En el marco de la celebración religiosa del fundador de los Hermanos Maristas, maestros, directores, administrativos e intendentes —en total, ciento cincuenta— se dieron cita en el salón de usos múltiples para conmemorar al santo.
Primero se ofreció una misa, celebrada por el capellán universitario, Pbro. Jorge Carlos Menéndez Moguel. En su homilía, el sacerdote recordó anécdotas de la canonización de Marcelino Champagnat, el 18 de abril de 1999.
Ese día, en el Vaticano, se dieron cita miles de personas para celebrar al fundador marista; personas de los cinco continentes, a quienes el legado de san Marcelino Champagnat define su vida. Entre ellos, una numerosa, entusiasta delegación yucateca destacaba.
Ahí se encontraban el hermano Pablo Hernández García, vicerrector de la Universidad Marista; Antonio Buenfil Guillermo, director de Pastoral y Desarrollo Comunitario, y los sacerdotes Menéndez Moguel y Jorge Carlos Patrón Wong, entre muchos otros. El padre «Manito» recordó las palabras del papa Juan Pablo II, quien destacó la congruencia del santo, «quien vivía lo que enseñaba».

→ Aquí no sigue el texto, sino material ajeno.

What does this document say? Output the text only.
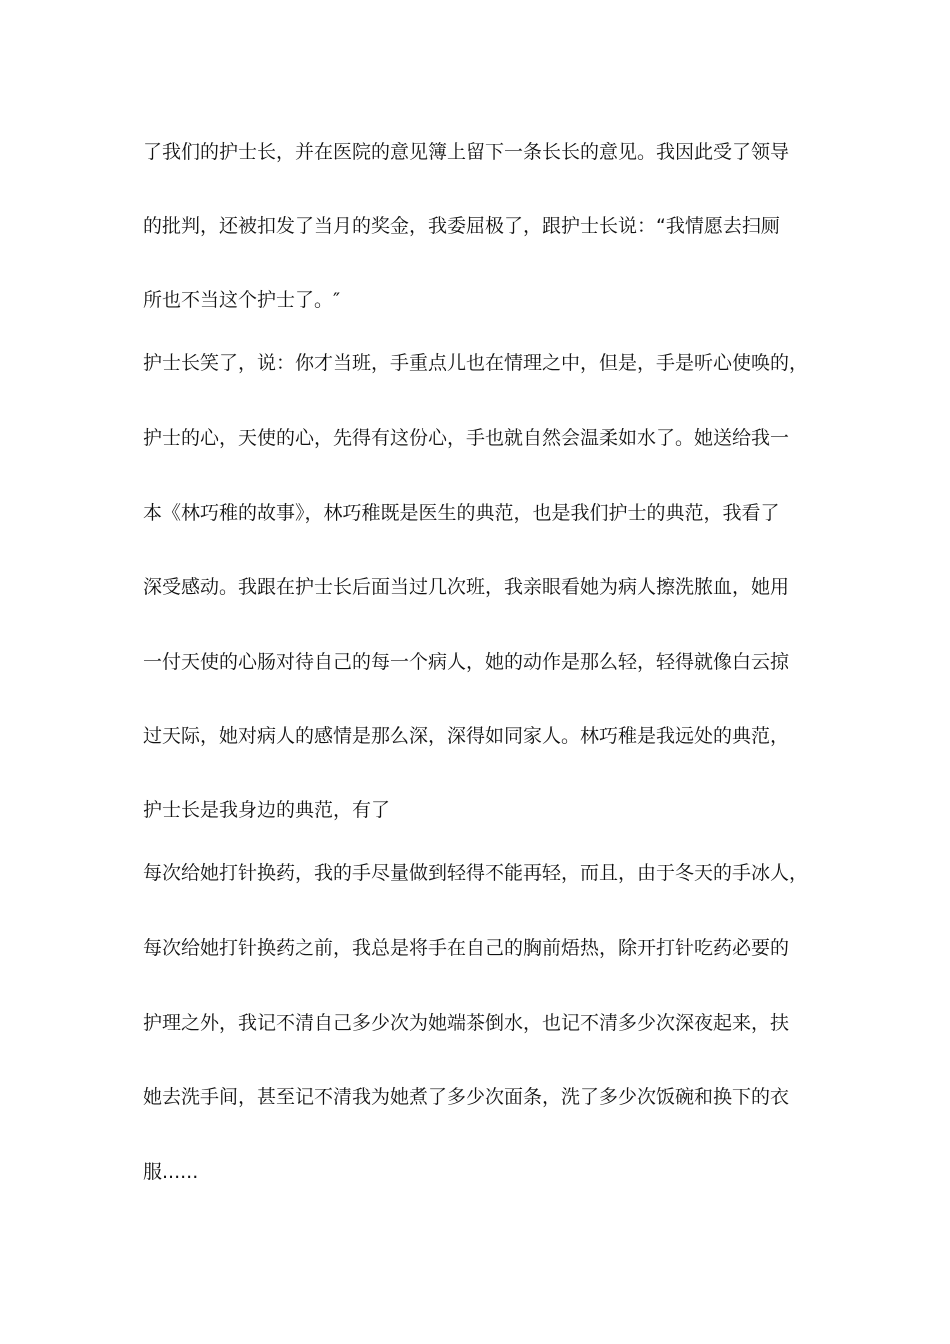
了我们的护士长，并在医院的意见簿上留下一条长长的意见。我因此受了领导
的批判，还被扣发了当月的奖金，我委屈极了，跟护士长说：“我情愿去扫厕
所也不当这个护士了。″
护士长笑了，说：你才当班，手重点儿也在情理之中，但是，手是听心使唤的，
护士的心，天使的心，先得有这份心，手也就自然会温柔如水了。她送给我一
本《林巧稚的故事》，林巧稚既是医生的典范，也是我们护士的典范，我看了
深受感动。我跟在护士长后面当过几次班，我亲眼看她为病人擦洗脓血，她用
一付天使的心肠对待自己的每一个病人，她的动作是那么轻，轻得就像白云掠
过天际，她对病人的感情是那么深，深得如同家人。林巧稚是我远处的典范，
护士长是我身边的典范，有了
每次给她打针换药，我的手尽量做到轻得不能再轻，而且，由于冬天的手冰人，
每次给她打针换药之前，我总是将手在自己的胸前焐热，除开打针吃药必要的
护理之外，我记不清自己多少次为她端茶倒水，也记不清多少次深夜起来，扶
她去洗手间，甚至记不清我为她煮了多少次面条，洗了多少次饭碗和换下的衣
服......
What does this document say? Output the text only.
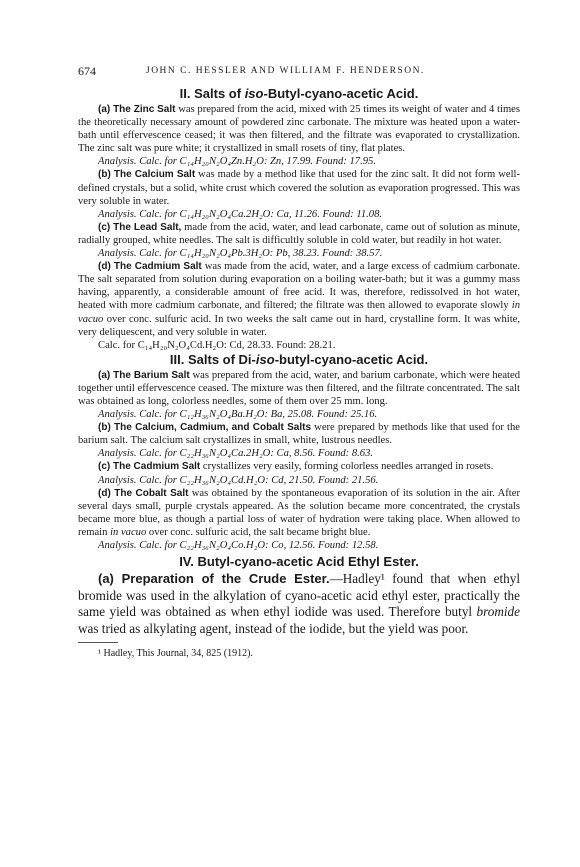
674	JOHN C. HESSLER AND WILLIAM F. HENDERSON.
II. Salts of iso-Butyl-cyano-acetic Acid.

(a) The Zinc Salt was prepared from the acid, mixed with 25 times its weight of water and 4 times the theoretically necessary amount of powdered zinc carbonate. The mixture was heated upon a water-bath until effervescence ceased; it was then filtered, and the filtrate was evaporated to crystallization. The zinc salt was pure white; it crystallized in small rosets of tiny, flat plates.

Analysis. Calc. for C₁₄H₂₀N₂O₄Zn.H₂O: Zn, 17.99. Found: 17.95.

(b) The Calcium Salt was made by a method like that used for the zinc salt. It did not form well-defined crystals, but a solid, white crust which covered the solution as evaporation progressed. This was very soluble in water.

Analysis. Calc. for C₁₄H₂₀N₂O₄Ca.2H₂O: Ca, 11.26. Found: 11.08.

(c) The Lead Salt, made from the acid, water, and lead carbonate, came out of solution as minute, radially grouped, white needles. The salt is difficultly soluble in cold water, but readily in hot water.

Analysis. Calc. for C₁₄H₂₀N₂O₄Pb.3H₂O: Pb, 38.23. Found: 38.57.

(d) The Cadmium Salt was made from the acid, water, and a large excess of cadmium carbonate. The salt separated from solution during evaporation on a boiling water-bath; but it was a gummy mass having, apparently, a considerable amount of free acid. It was, therefore, redissolved in hot water, heated with more cadmium carbonate, and filtered; the filtrate was then allowed to evaporate slowly in vacuo over conc. sulfuric acid. In two weeks the salt came out in hard, crystalline form. It was white, very deliquescent, and very soluble in water.

Calc. for C₁₄H₂₀N₂O₄Cd.H₂O: Cd, 28.33. Found: 28.21.

III. Salts of Di-iso-butyl-cyano-acetic Acid.

(a) The Barium Salt was prepared from the acid, water, and barium carbonate, which were heated together until effervescence ceased. The mixture was then filtered, and the filtrate concentrated. The salt was obtained as long, colorless needles, some of them over 25 mm. long.

Analysis. Calc. for C₁₂H₃₆N₂O₄Ba.H₂O: Ba, 25.08. Found: 25.16.

(b) The Calcium, Cadmium, and Cobalt Salts were prepared by methods like that used for the barium salt. The calcium salt crystallizes in small, white, lustrous needles.

Analysis. Calc. for C₂₂H₃₆N₂O₄Ca.2H₂O: Ca, 8.56. Found: 8.63.

(c) The Cadmium Salt crystallizes very easily, forming colorless needles arranged in rosets.

Analysis. Calc. for C₂₂H₃₆N₂O₄Cd.H₂O: Cd, 21.50. Found: 21.56.

(d) The Cobalt Salt was obtained by the spontaneous evaporation of its solution in the air. After several days small, purple crystals appeared. As the solution became more concentrated, the crystals became more blue, as though a partial loss of water of hydration were taking place. When allowed to remain in vacuo over conc. sulfuric acid, the salt became bright blue.

Analysis. Calc. for C₂₂H₃₆N₂O₄Co.H₂O: Co, 12.56. Found: 12.58.

IV. Butyl-cyano-acetic Acid Ethyl Ester.

(a) Preparation of the Crude Ester.—Hadley¹ found that when ethyl bromide was used in the alkylation of cyano-acetic acid ethyl ester, practically the same yield was obtained as when ethyl iodide was used. Therefore butyl bromide was tried as alkylating agent, instead of the iodide, but the yield was poor.

¹ Hadley, This Journal, 34, 825 (1912).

Al final de la ceremonia, el rector Miguel Ángel Baquedano Pérez obsequió a los presentes un fistol de plata con el emblema marista, y una tarjeta en la que agradecía a todos. «Gracias por tu compromiso renovado en la misión universitaria marista; por tu servicio en el trabajo perseverante y en ambiente de familia; por tu sencillez y respeto a los valores de la institución. Gracias por ser Champagnat en el amor a María y en la construcción de una sociedad más justa, respetuosa, solidaria y responsable. Gracias por Ser para servir».
En la víspera
El viernes 5 pasado, al mediodía, los colaboradores de la Universidad Marista se unieron a los de las demás obras en Mérida, en una comida que se realizó en el Colegio Montejo, en la colonia Itzimná.

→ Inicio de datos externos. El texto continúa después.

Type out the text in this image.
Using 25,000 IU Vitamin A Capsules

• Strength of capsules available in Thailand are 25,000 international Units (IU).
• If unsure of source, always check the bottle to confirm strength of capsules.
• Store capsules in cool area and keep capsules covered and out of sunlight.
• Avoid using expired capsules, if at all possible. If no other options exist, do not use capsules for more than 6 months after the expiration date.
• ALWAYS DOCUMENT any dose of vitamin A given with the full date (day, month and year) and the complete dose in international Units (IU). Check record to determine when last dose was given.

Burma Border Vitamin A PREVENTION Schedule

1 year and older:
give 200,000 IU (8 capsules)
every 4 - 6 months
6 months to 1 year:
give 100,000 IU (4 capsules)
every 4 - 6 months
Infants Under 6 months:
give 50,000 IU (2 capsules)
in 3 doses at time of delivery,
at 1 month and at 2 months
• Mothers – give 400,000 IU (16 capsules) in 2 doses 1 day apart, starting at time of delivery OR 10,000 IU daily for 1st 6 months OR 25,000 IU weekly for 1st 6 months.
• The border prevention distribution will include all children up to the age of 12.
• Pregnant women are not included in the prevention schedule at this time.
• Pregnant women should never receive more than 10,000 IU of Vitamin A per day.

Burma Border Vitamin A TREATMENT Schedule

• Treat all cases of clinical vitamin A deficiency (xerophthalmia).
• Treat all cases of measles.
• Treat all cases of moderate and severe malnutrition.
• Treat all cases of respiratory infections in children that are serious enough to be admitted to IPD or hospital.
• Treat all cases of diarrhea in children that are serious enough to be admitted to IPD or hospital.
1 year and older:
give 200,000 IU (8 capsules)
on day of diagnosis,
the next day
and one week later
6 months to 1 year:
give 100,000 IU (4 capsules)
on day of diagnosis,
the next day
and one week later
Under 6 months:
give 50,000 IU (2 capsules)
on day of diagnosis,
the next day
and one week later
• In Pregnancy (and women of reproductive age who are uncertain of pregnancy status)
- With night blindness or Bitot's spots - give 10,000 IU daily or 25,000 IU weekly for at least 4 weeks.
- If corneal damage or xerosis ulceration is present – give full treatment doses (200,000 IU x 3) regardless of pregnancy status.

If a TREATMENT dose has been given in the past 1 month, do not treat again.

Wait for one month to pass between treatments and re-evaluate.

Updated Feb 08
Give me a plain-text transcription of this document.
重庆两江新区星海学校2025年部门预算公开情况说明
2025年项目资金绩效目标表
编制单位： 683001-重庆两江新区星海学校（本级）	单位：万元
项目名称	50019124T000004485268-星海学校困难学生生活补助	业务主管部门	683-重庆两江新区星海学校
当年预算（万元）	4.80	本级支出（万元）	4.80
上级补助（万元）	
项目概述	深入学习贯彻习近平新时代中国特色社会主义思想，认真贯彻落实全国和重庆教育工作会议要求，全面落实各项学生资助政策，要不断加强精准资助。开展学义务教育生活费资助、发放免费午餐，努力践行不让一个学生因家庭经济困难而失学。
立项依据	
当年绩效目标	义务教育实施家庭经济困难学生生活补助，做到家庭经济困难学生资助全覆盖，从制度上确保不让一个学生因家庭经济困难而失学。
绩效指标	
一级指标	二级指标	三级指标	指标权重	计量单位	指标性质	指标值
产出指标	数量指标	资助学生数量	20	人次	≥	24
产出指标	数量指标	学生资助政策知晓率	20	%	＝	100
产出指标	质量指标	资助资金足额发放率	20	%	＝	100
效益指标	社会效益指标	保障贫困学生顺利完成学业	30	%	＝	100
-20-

Como ya es tradición, en esa reunión se reconoció la labor de los integrantes de la familia marista. Por la Universidad, se destacó la década trabajando aquí a Mariel Gullian Klanian, Alejandro Esquivel Mimenza, Karla Amador Baranda, Dalia Rosés Manzano y José Modesto, Álvaro y José Mateo Chim Pech.
San Marcelino Champagnat falleció el 6 de junio de 1840, cuando sus hermanos religiosos estaban cantando la alabanza mariana de la Salve como inicio de la jornada, práctica que él había introducido como escudo contra todos los disturbios políticos y sociales que en la Francia convulsionada de su tiempo tuvieron él y los Hermanos Maristas que soportar.
El 29 de mayo de 1955 fue beatificado por el papa Pío XII, luego del reconocimiento de dos milagros: la curación de un cáncer terminal en una estadounidense de apellido Grondin y la curación de una meningitis mortal a favor de un joven de Madagascar llamado Renaivo. Además, se le reconoce la expansión del Instituto Marista.
El 18 de abril de 1999, el papa Juan Pablo II firmó el decreto de canonización después de reconocer como cuarto milagro la curación súbita de una histoplasmosis en favor de un hermano marista uruguayo. Como recordó hoy el capellán de nuestra Universidad, fue canonizado en una solemne eucaristía celebrada en la Plaza de San Pedro.